Elizabeth Johnson, née Reynolds (8 July 1721 – 14 May 1800), was an English pamphleteer who attempted to win one of the rewards offered by the 1714 Longitude Act passed, which offered monetary rewards for anyone who could find a simple and practical method for the precise determination of a ship's longitude. Johnson and Jane Squire are the only two women known to have made such an attempt as it was not considered an appropriate subject for early modern women especially given its financial, maritime and government dimensions.

==Early background==
She was born to the Rev. Samuel Reynolds (1681–1745) and his wife Theophilia (1688–1756) in Plympton, Devon. Among her siblings was the acclaimed artist Sir Joshua Reynolds, who used her as a model for works which were widely copied in mezzotint. The two would later quarrel over Joshua's lack of piety and over her husband's precarious financial situation and eventual bankruptcy.

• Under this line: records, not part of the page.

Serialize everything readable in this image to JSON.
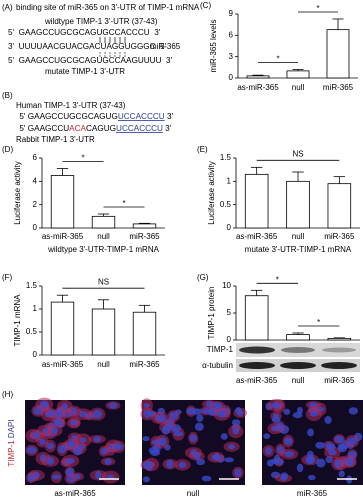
{
  "panel_a": {
    "label": "(A)",
    "title": "binding site of miR-365 on 3'-UTR of TIMP-1 mRNA",
    "wildtype_label": "wildtype TIMP-1 3'-UTR (37-43)",
    "wildtype_seq": "5'  GAAGCCUGCGCAGUGCCACCCU  3'",
    "mirna_seq": "3'  UUUUAACGUACGACUAGGUGGGC  5'",
    "mirna_name": "miR-365",
    "mutant_seq": "5'  GAAGCCUGCGCAGUGCCAAGUUUU  3'",
    "mutant_label": "mutate TIMP-1 3'-UTR"
  },
  "panel_b": {
    "label": "(B)",
    "human_label": "Human TIMP-1 3'-UTR (37-43)",
    "human_seq": [
      "5' GAAGCCUGCGCAGUG",
      "UCCACCCU",
      " 3'"
    ],
    "rabbit_seq": [
      "5' GAAGCCU",
      "ACA",
      "CAGUG",
      "UCCACCCU",
      " 3'"
    ],
    "rabbit_label": "Rabbit TIMP-1 3'-UTR"
  },
  "chart_data": [
    {
      "type": "bar",
      "label": "(C)",
      "y_label": "miR-365 levels",
      "categories": [
        "as-miR-365",
        "null",
        "miR-365"
      ],
      "values": [
        0.3,
        1.0,
        6.8
      ],
      "errors": [
        0.1,
        0.2,
        1.5
      ],
      "ylim": [
        0,
        9
      ],
      "yticks": [
        0,
        3,
        6,
        9
      ],
      "comparisons": [
        {
          "between": [
            0,
            1
          ],
          "label": "*"
        },
        {
          "between": [
            1,
            2
          ],
          "label": "*"
        }
      ]
    },
    {
      "type": "bar",
      "label": "(D)",
      "y_label": "Luciferase activity",
      "x_label": "wildtype 3'-UTR-TIMP-1 mRNA",
      "categories": [
        "as-miR-365",
        "null",
        "miR-365"
      ],
      "values": [
        4.5,
        1.0,
        0.35
      ],
      "errors": [
        0.6,
        0.2,
        0.05
      ],
      "ylim": [
        0,
        6
      ],
      "yticks": [
        0,
        2,
        4,
        6
      ],
      "comparisons": [
        {
          "between": [
            0,
            1
          ],
          "label": "*"
        },
        {
          "between": [
            1,
            2
          ],
          "label": "*"
        }
      ]
    },
    {
      "type": "bar",
      "label": "(E)",
      "y_label": "Luciferase activity",
      "x_label": "mutate 3'-UTR-TIMP-1 mRNA",
      "categories": [
        "as-miR-365",
        "null",
        "miR-365"
      ],
      "values": [
        1.15,
        1.0,
        0.95
      ],
      "errors": [
        0.15,
        0.2,
        0.15
      ],
      "ylim": [
        0,
        1.5
      ],
      "yticks": [
        0,
        0.5,
        1,
        1.5
      ],
      "comparisons": [
        {
          "between": [
            0,
            2
          ],
          "label": "NS"
        }
      ]
    },
    {
      "type": "bar",
      "label": "(F)",
      "y_label": "TIMP-1 mRNA",
      "categories": [
        "as-miR-365",
        "null",
        "miR-365"
      ],
      "values": [
        1.15,
        1.0,
        0.93
      ],
      "errors": [
        0.15,
        0.2,
        0.15
      ],
      "ylim": [
        0,
        1.5
      ],
      "yticks": [
        0,
        0.5,
        1,
        1.5
      ],
      "comparisons": [
        {
          "between": [
            0,
            2
          ],
          "label": "NS"
        }
      ]
    },
    {
      "type": "bar",
      "label": "(G)",
      "y_label": "TIMP-1 protein",
      "categories": [
        "as-miR-365",
        "null",
        "miR-365"
      ],
      "values": [
        8.2,
        1.0,
        0.3
      ],
      "errors": [
        1.0,
        0.3,
        0.1
      ],
      "ylim": [
        0,
        10
      ],
      "yticks": [
        0,
        5,
        10
      ],
      "blot_labels": [
        "TIMP-1",
        "α-tubulin"
      ],
      "comparisons": [
        {
          "between": [
            0,
            1
          ],
          "label": "*"
        },
        {
          "between": [
            1,
            2
          ],
          "label": "*"
        }
      ]
    }
  ],
  "panel_h": {
    "label": "(H)",
    "stain_labels": [
      "TIMP-1",
      "DAPI"
    ],
    "captions": [
      "as-miR-365",
      "null",
      "miR-365"
    ]
  }
}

Other siblings included the author Mary Palmer and painter Frances Reynolds.

==Publications==
Johnson's religious pamphlets, beginning with The Explication of the Vision to Ezekiel in 1781, were written anonymously – likely to evade any criticism of women publishing or expressing religious ideas. One critic sarcastically commented on her earlier works in 1783: "As the intentions of this writer are pious, his facilities evidently disordered, and his lucubrations absolutely unintelligible, these three pamphlets must be exempted from criticism". William Johnson Cory later revealed the true identity of the pamphlets' author in a handwritten inscription on one of the Bodleian Library's copies of the Ezekiel pamphlet: "This strange book was written by my great-grandmother Mrs. Johnson, sister of Sir Joshua Reynolds. When extremely poor she posted up to Oxford to get it published, being a real enthusiast".

==Longitude==
The Astronomy and Geography of the Created World, her fourth pamphlet published in 1785, included a short reference to longitude. The pamphlet ended with the claim "that if the palm for finding the longitude, is not given to the author of the Explanation of the Vision to Ezikiel it will never be given to another". The modern attribution of the Ezekiel pamphlet to Johnson has only recently revealed that the author of the 1785 work was a rare female longitude-seeker, as she even remained anonymous when sending it to the Board of Longitude in 1786 in the hope of a reward. She was unsuccessful, and the pamphlet and letter were later catalogued by the Astronomer Royal George Airy in a volume of Board of Longitude correspondence which he entitled Irrational Astronomical Theories in 1858. However, it was not the only early modern pamphlet to address both religion and longitude.

Elizabeth Johnson died in Great Torrington, Devon in 1800.